Going back to our earlier introduced inner-product-notation from *Eq. 5*, we would have now prepared all possible combinations of *a** _{i}* and

*b*

*to be able to calculate the elements of the final product matrix C. In order to calculate the elements of product matrix C we will actually use the sumproduct-approach from*

_{j}*Eq. 4*, although in a slightly different way.

The next APPLIED STEP AxB (see Figure 6 below) executes 5 steps at once aimed at the product-part of the sumproduct-approach. The first two steps transform each column of the CartesianProduct into one big list each, using the List.Combine(.) function. Each list holds exactly 72 numbers, as each of the original 12 nested lists in them hold 6 numbers, i.e. the 6 columns from matrix A, resp. the 6 rows from matrix B. The third step creates a table out of these two lists using the Table.FromColumns(.) function. The fourth step adds a column to this new table where each element of the new column is the product of the elements on the same row of the original two columns. This new column is named AxB. As we are only interested in this last column (the product part!) the fifth and final step defines the result equal to this last column only, i.e. the final [AxB] notation at the end, which is actually a list.

The result of this step is shown below in Figure 6. Please note that the last 6 numbers 18,10,8,8,18 and 7 are exactly the elementwise products of the elements from both lists from the last record of the former step, i.e. 6×3, 2×5, 8×1, 1×8, 6×3 and 7×1.

The final APPLIED STEP C (see Figure 7 below) executes 4 steps at once aimed at the sum-part of the sumproduct-approach and reshaping the final result. The first step splits the list from the former step in 12 sub-lists of 6 elements each, using the List.Split(.) function. The specific number of 6 elements relates to the s-index in *Eq. 4*, or the number of columns in matrix A, which can be accessed via the Table.ColumnCount(Amat) function. The second step transforms the list of 12 sub-lists using the List.Transform(.) function into a list of 12 scalars (the sum-part of the sumproduct-approach!), where each scalar is the sum of the 6 elements in each respective sub-list as a result of applying the List.Sum(.) function as the transform function on each of the sub-lists. These 12 scalars represent the c_{ij} elements from *Eq. 3*, although still in list-form. We already know that the final product matrix holds 3 columns, i.e. the number of columns in matrix B, which can be accessed via the Table.ColumnCount(Bmat) function. Therefore we split the list of 12 scalars into a list of 4 sub-lists (i.e. 4 rows!) of 3 scalars each, using the List.Split(.) function in combination with the Table.ColumnCount(Bmat) function. These 4 rows are the actual rows of our final C matrix, although still in list form. Applying the Table.FromRows(.) function onto this list will result in our final product matrix C as demonstrated below.

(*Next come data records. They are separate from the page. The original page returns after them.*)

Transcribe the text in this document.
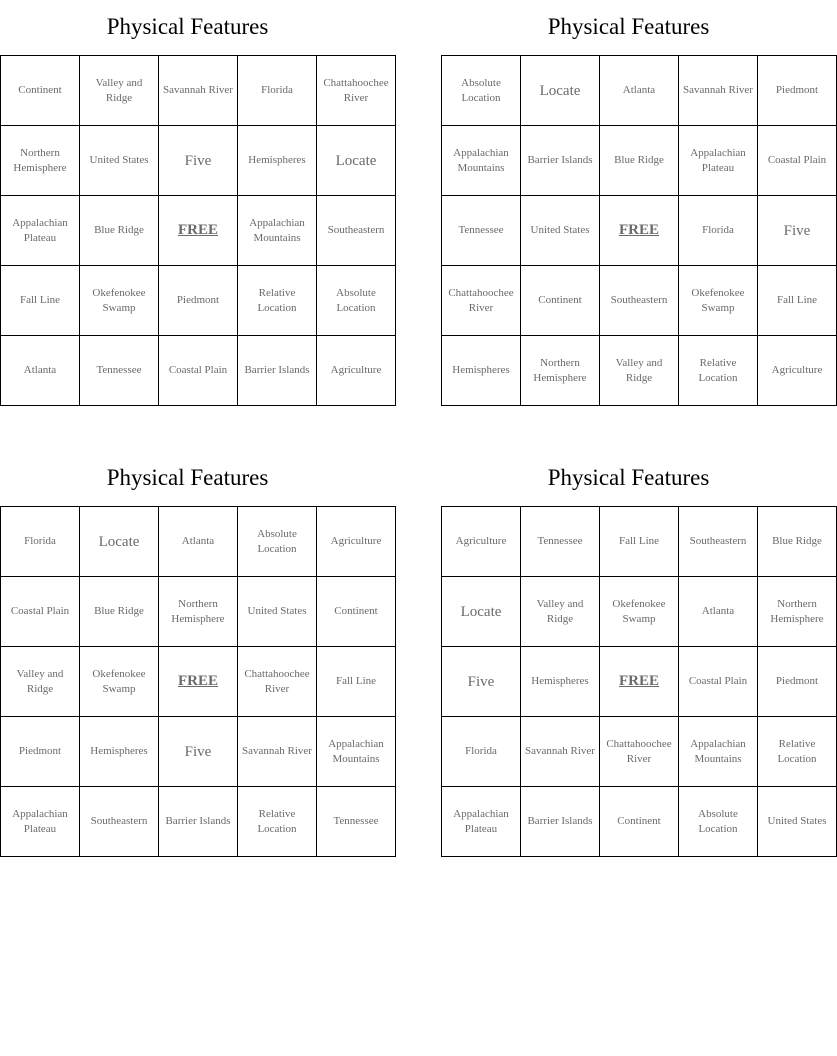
Physical Features
Continent	Valley and Ridge	Savannah River	Florida	Chattahoochee River
Northern Hemisphere	United States	Five	Hemispheres	Locate
Appalachian Plateau	Blue Ridge	FREE	Appalachian Mountains	Southeastern
Fall Line	Okefenokee Swamp	Piedmont	Relative Location	Absolute Location
Atlanta	Tennessee	Coastal Plain	Barrier Islands	Agriculture
Physical Features
Absolute Location	Locate	Atlanta	Savannah River	Piedmont
Appalachian Mountains	Barrier Islands	Blue Ridge	Appalachian Plateau	Coastal Plain
Tennessee	United States	FREE	Florida	Five
Chattahoochee River	Continent	Southeastern	Okefenokee Swamp	Fall Line
Hemispheres	Northern Hemisphere	Valley and Ridge	Relative Location	Agriculture
Physical Features
Florida	Locate	Atlanta	Absolute Location	Agriculture
Coastal Plain	Blue Ridge	Northern Hemisphere	United States	Continent
Valley and Ridge	Okefenokee Swamp	FREE	Chattahoochee River	Fall Line
Piedmont	Hemispheres	Five	Savannah River	Appalachian Mountains
Appalachian Plateau	Southeastern	Barrier Islands	Relative Location	Tennessee
Physical Features
Agriculture	Tennessee	Fall Line	Southeastern	Blue Ridge
Locate	Valley and Ridge	Okefenokee Swamp	Atlanta	Northern Hemisphere
Five	Hemispheres	FREE	Coastal Plain	Piedmont
Florida	Savannah River	Chattahoochee River	Appalachian Mountains	Relative Location
Appalachian Plateau	Barrier Islands	Continent	Absolute Location	United States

That’s it for my guest blog. To conclude, this implementation is not about speed of processing, but about using proper data structures to handle a problem as much as possible as mathematically meant to be. I will be glad to hear your feedback and might have a challenge for you as well: as each element of the product matrix C is an inner product, i.e. a matrix multiplication itself, would there be an opportunity for implementing the full matrix multiplication by a kind of recursion?